The densely detailed pictures on the chest -- mostly scenes from two classic sagas, "The Tale of Genji" and "The Tale of the Soga Brothers" -- are built up with additional layers of lacquer. Tiny birds and flowers are fashioned of metal and attached to the lacquer. Floral borders are inlaid with mother-of-pearl. A feathery wood-grain pattern around the top and bottom is made with gold and silver leaf.
The Mazarin-La Meillerayes chest, named for a powerful French family whose crest appears on the key, made its way to England and Scotland before the V&A bought it at auction in 1882.
"It had been well cared for," Hutt says, "but the problem was -- even when I started at the museum, over 30 years ago -- we didn't know about handling lacquer with gloves. There would have been lots of fingerprints, and we certainly wouldn't have known about light damage." Over the years, changes of temperature and humidity also took a toll, causing the wood to shrink and portions of the lacquer to crack and lift. By 2004, the chest had become too fragile to exhibit or travel.
A grant from the Getty Foundation came to the rescue, but not by shipping the chest to Japan for treatment, as might be expected. The exhibition, curated by Jeffrey Weaver, a Getty curator, and Antoine Wilmering, a conservator and program officer at the foundation, marks the completion of a research and conservation project that sent a Japanese urushi lacquer specialist to London to work with V&A staff. After months of testing materials and processes, they stabilized cracks in the chest and reattached loose pieces.

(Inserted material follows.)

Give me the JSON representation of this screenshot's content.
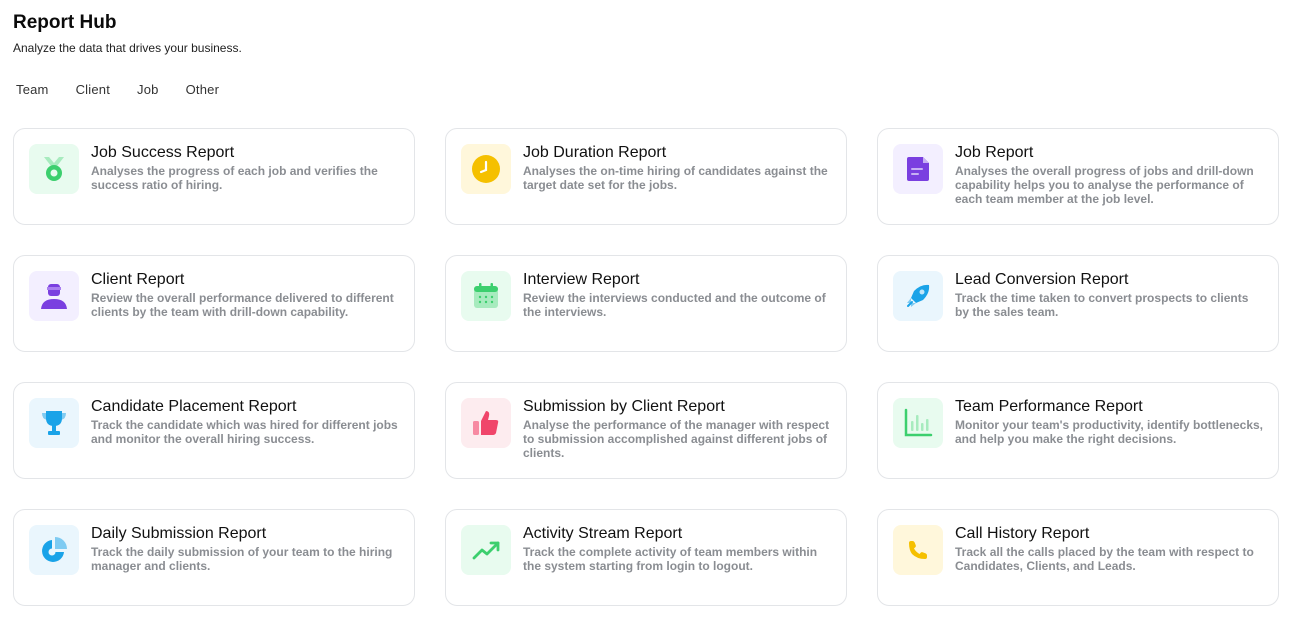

For Deborah Marrow, the foundation's director, the exhibition celebrates the new life of "a truly magical object" and a productive international collaboration of scientists, art historians and conservators. The show, which closes May 24, will become part of a larger exhibition, "Export Lacquer: Reflection of the West in Black and Gold Makie," this fall and winter in Kyoto and Tokyo, Japan.